Transcript Document
Group 3: Architectural Design for
Enhancing Programmability
Dean Tullsen, Josep Torrellas, Luis Ceze, Mark Hill, Onur
Mutlu, Sampath Kannan, Sarita Adve, Satish
Narayanasamy
Problem Statement
• Historically, we have attained sustained performance
increases without asking for significant software changes.
Continued performance scaling requires software and
hardware changes to exploit parallelism. It is now much
harder to get programmability, performance and correctness.
“Man-on-the-Moon” Goals
• Programming for parallel architectures as easy as it is now for
sequential architectures
• Maintaining Moore’s Law for performance (double the
speedup every 2 years)
• No concurrency bugs
Research Issues
•
•
•
•
•
Programming model
Correctness
Introspection
Scalable Memory and Communication Fabric
Resource management
Programming Model
•
Vision: Co-evolve programming models and architectures for programmability, to
rapidly attain correctness and performance.
•
Specific research topics:
o Programming model that allows:
Potentially express communication (e.g., producer-consumer, pipelined)
Hide/abstract asymmetries
o Support for new language features, high-level languages, and safe languages
o Understanding the hardware support for common models
Data-parallelism
Task parallelism
Functional
o Supporting incremental optimization of an initial correct program implementation
that has poor performance
o Role of speculation (visible or not visible)
o Redefining abstraction of HW/SW interface
Communication, locality, scheduling, synchronization
Correctness
• Vision: Architecture and programming model that increases the chances of
having a correct program
• Specific research topics:
o Extensive framework of tools for testing, debugging, performance
monitoring, and code restructuring
o Runtime operation of such tools
o Hardware primitives to augment/support correctness tools (e.g.,
associate metadata with data)
o Use the extra cores to improve the correctness
o Schemes to proactively skip/stop-at defects
o Application of machine-learning techniques for correctness
o Find techniques that support both software debugging and hardware
bring-up
o Support for determinism when desired
Introspection
• Vision: Machine that collects and abstracts data that percolates up to the
right level for analysis and adaptation
• Specific research topics:
o Multiple models of interaction with the programmer. Passive (user not
involved) or active (the user specifies hints).
o Interaction hardware and runtime software
o Enhancing monitoring hardware of critical performance/power events
o HW/SW infrastructure and algorithms to mine data and identify
bottlenecks and inefficiencies
o SW/HW that adapts based on the learned information for
Performance and scalability
Energy efficiency
Correctness
o Ability for the programmer to convey information to the hardware
o Effective support for visualization
Scalable Memory and Communication Fabric
• Vision: Scalable memory and communication fabric that provides
performance, scalability, power efficiency, and flexibility
• Specific research topics:
o Flexible memory hierarchy
o Adaptable designs for
Cache coherence
Memory consistency
Communication
o Analyze the different needs for different users
o Design with pay only what you use; lean and mean
o Power proportional design
Resource Management
• Vision: architecture that supports flexible resource management and
allocation, including isolation of software and hardware components for
programmability, correctness and performance.
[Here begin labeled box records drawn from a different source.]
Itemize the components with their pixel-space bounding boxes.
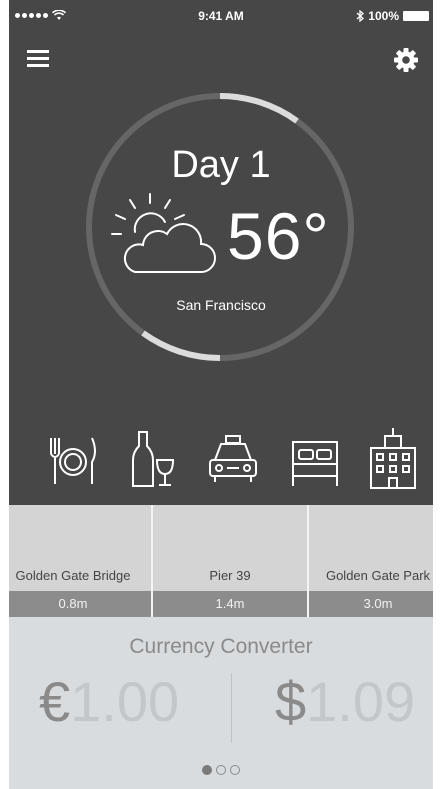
hamburger-menu-icon[interactable] <box>27 50 49 68</box>
battery-percent: 100% <box>368 9 399 23</box>
app-screen: 9:41 AM 100% Day 1 56° San Francisco Gol… <box>9 0 433 789</box>
partly-sunny-icon <box>111 193 216 273</box>
converter-title: Currency Converter <box>129 635 313 658</box>
wine-bar-icon[interactable] <box>127 424 183 490</box>
page-dot[interactable] <box>202 765 212 775</box>
gear-icon[interactable] <box>393 47 419 73</box>
place-distance: 3.0m <box>309 591 433 617</box>
bluetooth-icon <box>356 10 365 22</box>
temperature: 56° <box>227 199 330 273</box>
from-amount-value: 1.00 <box>70 670 180 733</box>
to-amount-value: 1.09 <box>306 670 416 733</box>
place-card[interactable]: Golden Gate Park 3.0m <box>309 505 433 617</box>
nearby-places: Golden Gate Bridge 0.8m Pier 39 1.4m Gol… <box>9 505 433 617</box>
to-currency-symbol: $ <box>275 670 307 733</box>
place-distance: 1.4m <box>153 591 307 617</box>
converter-divider <box>231 673 232 743</box>
weather-panel: 9:41 AM 100% Day 1 56° San Francisco <box>9 0 433 505</box>
status-right: 100% <box>356 9 429 23</box>
place-card[interactable]: Golden Gate Bridge 0.8m <box>9 505 151 617</box>
page-dot[interactable] <box>216 765 226 775</box>
place-name: Pier 39 <box>209 568 251 583</box>
dining-icon[interactable] <box>45 424 101 490</box>
status-bar: 9:41 AM 100% <box>9 0 433 32</box>
to-amount-field[interactable]: $1.09 <box>275 669 415 734</box>
from-amount-field[interactable]: €1.00 <box>39 669 179 734</box>
battery-icon <box>403 11 429 21</box>
page-dot[interactable] <box>230 765 240 775</box>
place-name: Golden Gate Bridge <box>15 568 131 583</box>
page-indicator[interactable] <box>9 765 433 775</box>
building-icon[interactable] <box>365 424 421 490</box>
from-currency-symbol: € <box>39 670 71 733</box>
day-label: Day 1 <box>171 144 271 186</box>
taxi-icon[interactable] <box>205 424 261 490</box>
hotel-bed-icon[interactable] <box>287 424 343 490</box>
place-card[interactable]: Pier 39 1.4m <box>153 505 307 617</box>
city-name: San Francisco <box>176 297 266 313</box>
category-bar <box>9 424 433 494</box>
currency-converter: Currency Converter €1.00 $1.09 <box>9 617 433 789</box>
place-name: Golden Gate Park <box>325 568 431 583</box>
place-distance: 0.8m <box>9 591 151 617</box>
• Specific research topics:
o Design to attain composable performance/power in a highly
multiprogramming environment
o Sandboxing parallel programs
o Communication isolation between threads in the same program and
across programs
o Rethinking virtual memory and protection in concurrent systems
o Application to systems software
o Design for Quality of service
o Scalable, transparent resource management, including energy
Why is this Transformative?
• Society has come to depend on substantial, continuous
increase in performance. This research will allow us to
continue in this path by harnessing parallel processing.